Le maire entouré de quelques membres de l'Assemblée populaire, tenant à assister à l'événement depuis le début, ne quittait les lieux qu'après la gratification de l'orchestre par une copie des « Danseuses » de Dinet et des présents offerts par la population de la ville, à chacun des membres de l'orchestre. A l'heure indiquée, soit 19h 30, les membres de l'orchestre firent leur entrée sous un tonnerre d'applaudissements. Le brouhaha qui s'en suivit s'estompa peu à peu pour laisser place, à un silence religieux à l'endroit des musiciens en attente du maestro. D'un pas pesant, Rachid Saouli en queue de pie sombre et noeud papillon blanc, fit son entrée avec la solennité d'usage ; les membres de l'orchestre et le public debout, lui faisaient une ovation digne des grands maîtres. Une partie du public connaissait le chef d'orchestre pour l'avoir apprécié, lors d'une production au printemps de 2007 à l'Institut national spécialisé de la formation professionnelle. Dès le premier coup de baguette sur le pupitre, la salle archicomble se mue magiquement en carpe. Et c'est en prélude qu'est jouée « Lunga » dans le mode nahaouand de Salim Dada suivie de « El Hamdou Lilah » de Hadj M'hamed El Anka, « Ya Raih » de Dahman El Harrachi et de « Ya El Ouarka » de Mahboub Bati. L'auditoire se surprend à fredonner avec la chorale ces airs du répertoire national. Connaisseur, il applaudit là où il faut. Même les enfants qu'on craignait, au tout début, savaient se taire quand il le fallait. Les chuchotements et les rires étouffés s'estompaient dès que le premier son instrumental fusait. L'exécution de morceaux de la suite n°1 de Carmen de Georges Bizet mis « le feu aux poudres » et fit lever la salle qui ovationna le maestro pendant plusieurs minutes. L'orchestre rendit la pareille en faisant de même. Les sons du cor, des trompettes et de la cymbale faisaient trembler les structures du bâtiment qui n'a sans doute, jamais vibré sous un tel flot de décibels. Le public ravi, en redemandait. Les élèves hôteliers dont certains en tenue de cuisine et toque sur la tête, s'agglutinaient sur les trois accès faute de sièges.

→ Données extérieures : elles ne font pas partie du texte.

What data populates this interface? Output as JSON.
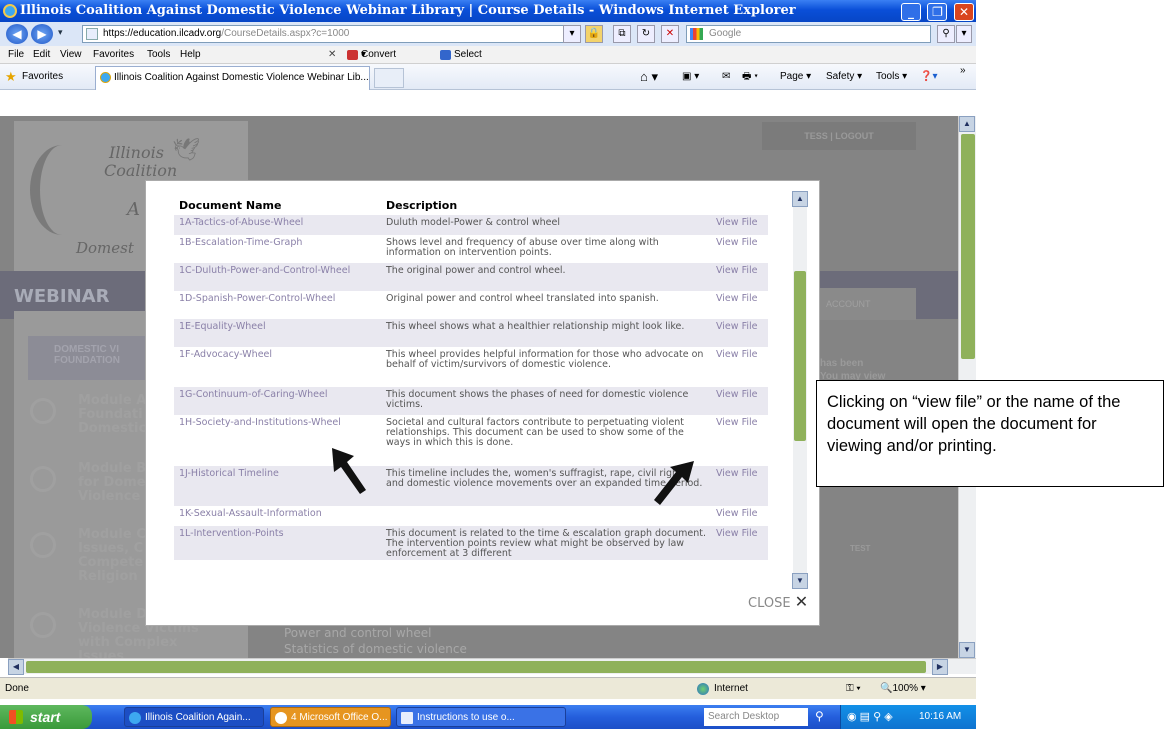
{
  "window": {
    "title": "Illinois Coalition Against Domestic Violence Webinar Library | Course Details - Windows Internet Explorer",
    "controls": [
      "_",
      "❐",
      "✕"
    ]
  },
  "address_bar": {
    "url_prefix": "https://",
    "url_host": "education.ilcadv.org",
    "url_path": "/CourseDetails.aspx?c=1000",
    "search_placeholder": "Google"
  },
  "menu": {
    "items": [
      "File",
      "Edit",
      "View",
      "Favorites",
      "Tools",
      "Help"
    ],
    "convert_label": "Convert",
    "select_label": "Select"
  },
  "favorites_bar": {
    "favorites_label": "Favorites",
    "tab_label": "Illinois Coalition Against Domestic Violence Webinar Lib...",
    "page_menu": "Page",
    "safety_menu": "Safety",
    "tools_menu": "Tools"
  },
  "page": {
    "account_link": "TESS | LOGOUT",
    "logo_line1": "Illinois",
    "logo_line2": "Coalition",
    "logo_line3": "A",
    "logo_line4": "Domest",
    "webinar_heading": "WEBINAR",
    "account_tab": "ACCOUNT",
    "domestic_label_1": "DOMESTIC VI",
    "domestic_label_2": "FOUNDATION",
    "note_1": "has been",
    "note_2": "You may view",
    "test_label": "TEST",
    "modules": [
      {
        "line1": "Module A",
        "line2": "Foundati",
        "line3": "Domestic"
      },
      {
        "line1": "Module B",
        "line2": "for Dome",
        "line3": "Violence"
      },
      {
        "line1": "Module C",
        "line2": "Issues, C",
        "line3": "Compete",
        "line4": "Religion"
      },
      {
        "line1": "Module D",
        "line2": "Violence Victims",
        "line3": "with Complex",
        "line4": "Issues"
      }
    ],
    "bottom_line1": "Power and control wheel",
    "bottom_line2": "Statistics of domestic violence"
  },
  "modal": {
    "headers": {
      "name": "Document Name",
      "description": "Description"
    },
    "view_label": "View File",
    "close_label": "CLOSE",
    "rows": [
      {
        "name": "1A-Tactics-of-Abuse-Wheel",
        "description": "Duluth model-Power & control wheel"
      },
      {
        "name": "1B-Escalation-Time-Graph",
        "description": "Shows level and frequency of abuse over time along with information on intervention points."
      },
      {
        "name": "1C-Duluth-Power-and-Control-Wheel",
        "description": "The original power and control wheel."
      },
      {
        "name": "1D-Spanish-Power-Control-Wheel",
        "description": "Original power and control wheel translated into spanish."
      },
      {
        "name": "1E-Equality-Wheel",
        "description": "This wheel shows what a healthier relationship might look like."
      },
      {
        "name": "1F-Advocacy-Wheel",
        "description": "This wheel provides helpful information for those who advocate on behalf of victim/survivors of domestic violence."
      },
      {
        "name": "1G-Continuum-of-Caring-Wheel",
        "description": "This document shows the phases of need for domestic violence victims."
      },
      {
        "name": "1H-Society-and-Institutions-Wheel",
        "description": "Societal and cultural factors contribute to perpetuating violent relationships. This document can be used to show some of the ways in which this is done."
      },
      {
        "name": "1J-Historical Timeline",
        "description": "This timeline includes the, women's suffragist, rape, civil rights and domestic violence movements over an expanded time period."
      },
      {
        "name": "1K-Sexual-Assault-Information",
        "description": ""
      },
      {
        "name": "1L-Intervention-Points",
        "description": "This document is related to the time & escalation graph document. The intervention points review what might be observed by law enforcement at 3 different"
      }
    ]
  },
  "callout": {
    "text": "Clicking on “view file” or the name of the document will open the document for viewing and/or printing."
  },
  "status_bar": {
    "status": "Done",
    "zone": "Internet",
    "zoom": "100%"
  },
  "taskbar": {
    "start_label": "start",
    "tasks": [
      "Illinois Coalition Again...",
      "4 Microsoft Office O...",
      "Instructions to use o..."
    ],
    "search_placeholder": "Search Desktop",
    "clock": "10:16 AM"
  },
  "colors": {
    "link_purple": "#8a80a8",
    "row_alt": "#e9e8f0",
    "scroll_thumb": "#8fb15b",
    "xp_blue": "#245edc"
  }
}
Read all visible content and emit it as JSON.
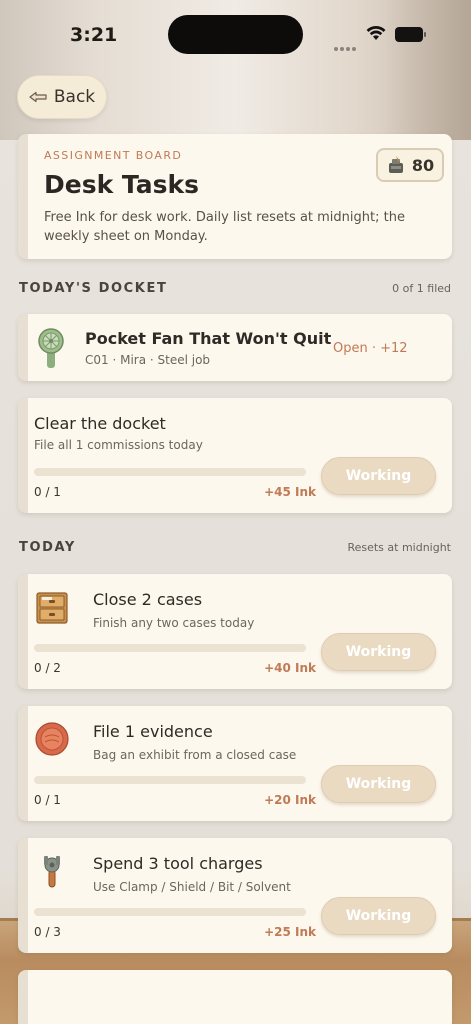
{
  "status_bar": {
    "time": "3:21"
  },
  "nav": {
    "back_label": "Back"
  },
  "header": {
    "eyebrow": "ASSIGNMENT BOARD",
    "title": "Desk Tasks",
    "description": "Free Ink for desk work. Daily list resets at midnight; the weekly sheet on Monday.",
    "ink_balance": "80"
  },
  "docket": {
    "section_title": "TODAY'S DOCKET",
    "section_meta": "0 of 1 filed",
    "item": {
      "title": "Pocket Fan That Won't Quit",
      "subtitle": "C01 · Mira · Steel job",
      "status": "Open · +12",
      "icon": "pocket-fan-icon"
    },
    "goal": {
      "title": "Clear the docket",
      "subtitle": "File all 1 commissions today",
      "progress_text": "0 / 1",
      "progress": 0,
      "reward": "+45 Ink",
      "button": "Working"
    }
  },
  "today": {
    "section_title": "TODAY",
    "section_meta": "Resets at midnight",
    "tasks": [
      {
        "title": "Close 2 cases",
        "subtitle": "Finish any two cases today",
        "progress_text": "0 / 2",
        "progress": 0,
        "reward": "+40 Ink",
        "button": "Working",
        "icon": "cabinet-icon"
      },
      {
        "title": "File 1 evidence",
        "subtitle": "Bag an exhibit from a closed case",
        "progress_text": "0 / 1",
        "progress": 0,
        "reward": "+20 Ink",
        "button": "Working",
        "icon": "evidence-dish-icon"
      },
      {
        "title": "Spend 3 tool charges",
        "subtitle": "Use Clamp / Shield / Bit / Solvent",
        "progress_text": "0 / 3",
        "progress": 0,
        "reward": "+25 Ink",
        "button": "Working",
        "icon": "clamp-tool-icon"
      }
    ]
  },
  "colors": {
    "accent": "#c07a55",
    "card": "#fdf8ee",
    "button": "#eadac2"
  }
}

Le summum de la symbiose a, sans nul doute, été atteint, lorsque Abdelkader Houti, debout dans un magistral solo, fit sortir de son violon une longue complainte de flûte (gasba) en prélude à « Hizia » immortalisée par la romanesque épopée amoureuse de Benguitoun. Des you you inattendus vinrent ajouter du piment à l'allégresse exprimée par les applaudissements ; l'assistance se pâmait d'aise. La joie des membres de l'orchestre s'exprimait par les saluts en direction du public. En guise de conclusion à cette communion, le maestro Saouli offrait coup sur coup « le Trouvère », « Zangarella » de Giuseppe Verdi et « Carménia Burana » de Karl Orff. Et là, on a pu apprécier toute la puissance vocale du chœur constitué de jeunes sopranos, ténors, altos et basses. Le public, en fin connaisseur, a tenu à rendre un hommage marqué à ces femmes et à ces hommes qui pendant un moment, lui ont procuré un indicible bonheur. Le génie de Bouazara et de Saouli réside certainement dans le fait d'avoir trouvé la voie qui mène du répertoire traditionnel, au répertoire universel, sans préalable de stratification sociale. Ils ont réussi un pari des plus périlleux et des moins gratifiants.